A newly released tearjerker video shows a seemingly brokenhearted mother dog burying her dead puppy (video below).
The grieving dog, thought to be a Chihuahua mix, was caught and filmed by her stunned owner who saw her digging a grave for the small puppy in what seems to be the family’s backyard, reports Daily Mail.
The 1.26 minute clip, which was uploaded to LiveLeak on Dec. 1, starts with the depressed dog gently picking her puppy in her mouth from a pile of leaves or mulch.
The white- and caramel-colored mother dog then trots off to an isolated area of the backyard that's surrounded by a white picket fence. Using her two front legs, the dog carefully digs a hole.
While this instance of canine burial is not unique, it's also not done for the same reason people bury their loved ones. The reasoning behind it is more macabre.
In 2013, a video clip that went viral showed a dog somewhere in the Middle East stumbling upon a dead puppy and devoting up to three minutes digging a grave for it — making for a sad moment.
But according to New York Magazine, dogs and many other animals intuitively bury meat and bones to eat later.

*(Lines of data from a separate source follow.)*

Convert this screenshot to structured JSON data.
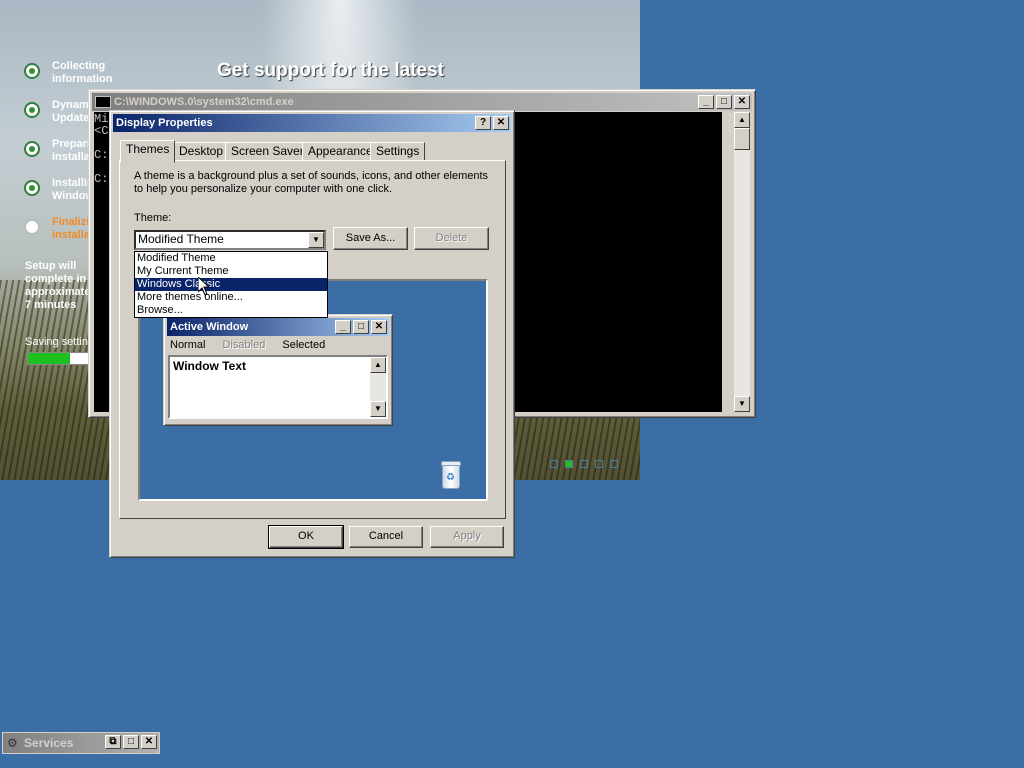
{
  "setup": {
    "headline": "Get support for the latest",
    "steps": [
      {
        "label": "Collecting information",
        "state": "done"
      },
      {
        "label": "Dynamic Update",
        "state": "done"
      },
      {
        "label": "Preparing installation",
        "state": "done"
      },
      {
        "label": "Installing Windows",
        "state": "done"
      },
      {
        "label": "Finalizing installation",
        "state": "current"
      }
    ],
    "estimate": "Setup will complete in approximately: 7 minutes",
    "saving_label": "Saving settings",
    "progress_fraction": 0.7
  },
  "cmd": {
    "title": "C:\\WINDOWS.0\\system32\\cmd.exe",
    "lines": [
      "Mi",
      "<C",
      "",
      "C:",
      "",
      "C:"
    ]
  },
  "display_properties": {
    "title": "Display Properties",
    "tabs": [
      "Themes",
      "Desktop",
      "Screen Saver",
      "Appearance",
      "Settings"
    ],
    "selected_tab": "Themes",
    "description": "A theme is a background plus a set of sounds, icons, and other elements to help you personalize your computer with one click.",
    "theme_label": "Theme:",
    "theme_value": "Modified Theme",
    "save_as_label": "Save As...",
    "delete_label": "Delete",
    "dropdown_options": [
      "Modified Theme",
      "My Current Theme",
      "Windows Classic",
      "More themes online...",
      "Browse..."
    ],
    "dropdown_highlighted": "Windows Classic",
    "preview": {
      "window_title": "Active Window",
      "menu_items": [
        "Normal",
        "Disabled",
        "Selected"
      ],
      "window_text": "Window Text"
    },
    "ok_label": "OK",
    "cancel_label": "Cancel",
    "apply_label": "Apply"
  },
  "services_bar": {
    "title": "Services"
  },
  "colors": {
    "desktop": "#3a6ea5",
    "active_title": "#0a246a",
    "highlight": "#0a246a"
  }
}
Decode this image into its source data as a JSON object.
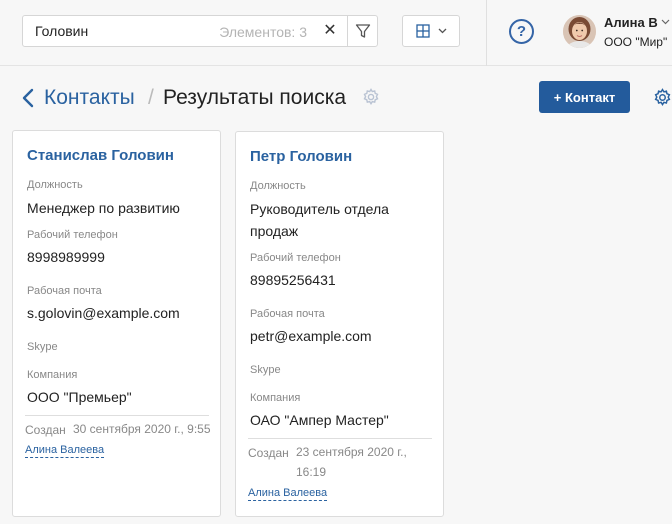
{
  "search": {
    "value": "Головин",
    "count_label": "Элементов: 3",
    "clear_glyph": "✕"
  },
  "user": {
    "name": "Алина В",
    "org": "ООО \"Мир\""
  },
  "help": {
    "glyph": "?"
  },
  "breadcrumb": {
    "parent": "Контакты",
    "separator": "/",
    "current": "Результаты поиска"
  },
  "toolbar": {
    "add_label": "+ Контакт"
  },
  "labels": {
    "position": "Должность",
    "work_phone": "Рабочий телефон",
    "work_email": "Рабочая почта",
    "skype": "Skype",
    "company": "Компания",
    "created": "Создан"
  },
  "contacts": [
    {
      "name": "Станислав Головин",
      "position": "Менеджер по развитию",
      "phone": "8998989999",
      "email": "s.golovin@example.com",
      "skype": "",
      "company": "ООО \"Премьер\"",
      "created": "30 сентября 2020 г., 9:55",
      "author": "Алина Валеева"
    },
    {
      "name": "Петр Головин",
      "position": "Руководитель отдела продаж",
      "phone": "89895256431",
      "email": "petr@example.com",
      "skype": "",
      "company": "ОАО \"Ампер Мастер\"",
      "created": "23 сентября 2020 г., 16:19",
      "author": "Алина Валеева"
    }
  ],
  "colors": {
    "accent": "#235b9c",
    "link": "#2a62a0",
    "background": "#f7f7f7"
  },
  "icons": [
    "filter-icon",
    "grid-view-icon",
    "chevron-down-icon",
    "help-icon",
    "back-arrow-icon",
    "gear-icon",
    "avatar"
  ]
}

"I think that this is a classic case of really interesting behavior," Peter Borchelt, a New York animal-behavior specialist who has consulted for the Museum of Natural History, told New York Magazine. "Sort of unusual that somebody actually caught it on video — and we make a big deal out of it, and it’s really cute and it sort of reminds us of some of the things we do. I suspect it was more likely just caching dead meat, rather than a soulful response to the demise of a puppy that it wanted to bury."
Borchelt added: "We as humans look at that and say, 'Oh my God, this dog is burying this animal like we bury people.' Except they're two entirely different behavior systems."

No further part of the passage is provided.